La 1/600 non è stata modificata, fu voluta dal PD al governo della regione e minò pesantemente il nostro Ospedale, che oggi sta faticosamente ripartendo con un cambio deciso di direzione.
Quindi la decisione già presa l’anno scorso che doveva essere operativa entro il 15 aprile è stata solamente anticipata, con grande merito. Poteva essere fatta anche prima se il precedente governo regionale avesse avuto la volontà di dare dignità all’ospedale di Casale.

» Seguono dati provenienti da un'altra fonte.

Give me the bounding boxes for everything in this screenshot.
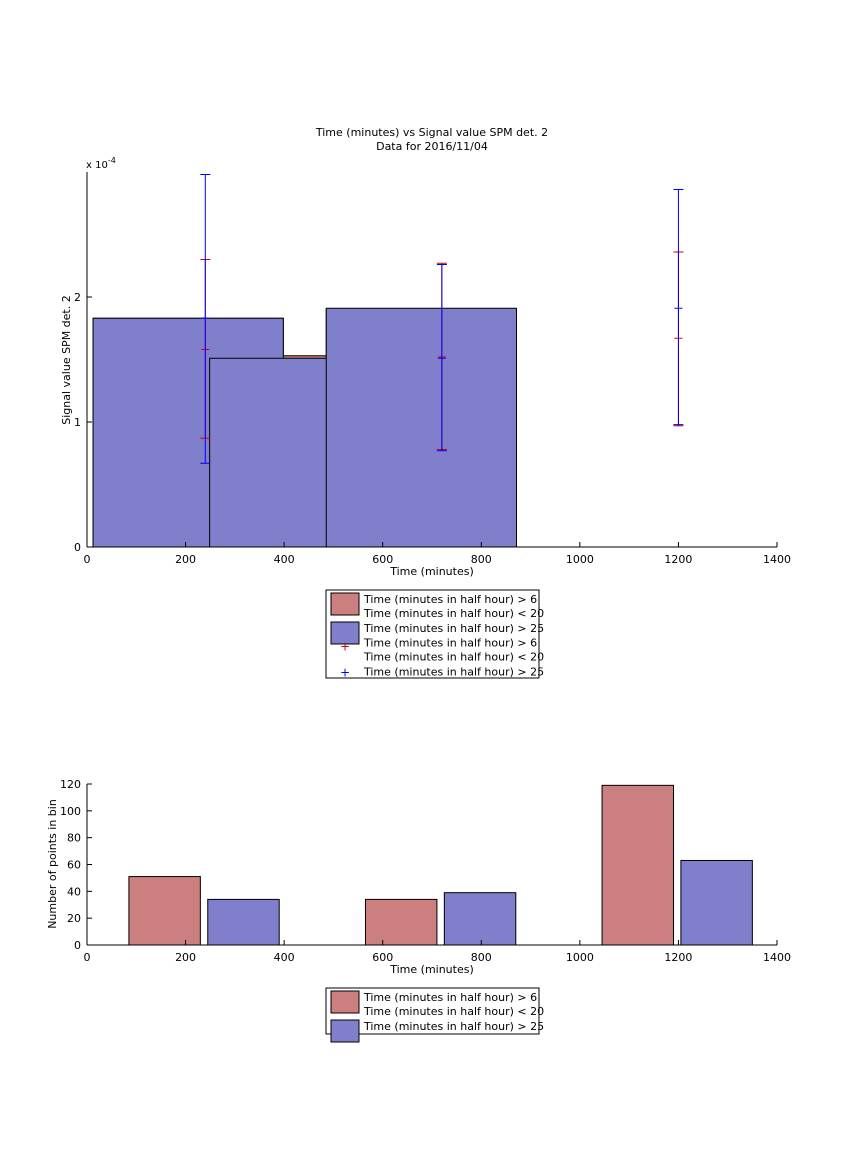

Sarebbe stato bello vedere quelli che oggi si sperticano a minimizzare una grande vittoria per il nostro territorio impegnarsi altrettanto per impedire lo scempio di allora.
Personalmente, la gioia della primario Roberta Buosi, dei medici e del personale infermieristico del nuovo reparto di oncologia che ho potuto toccare con mano ieri mi fa sperare in un futuro migliore, ed è una vittoria che ripaga di mille sforzi.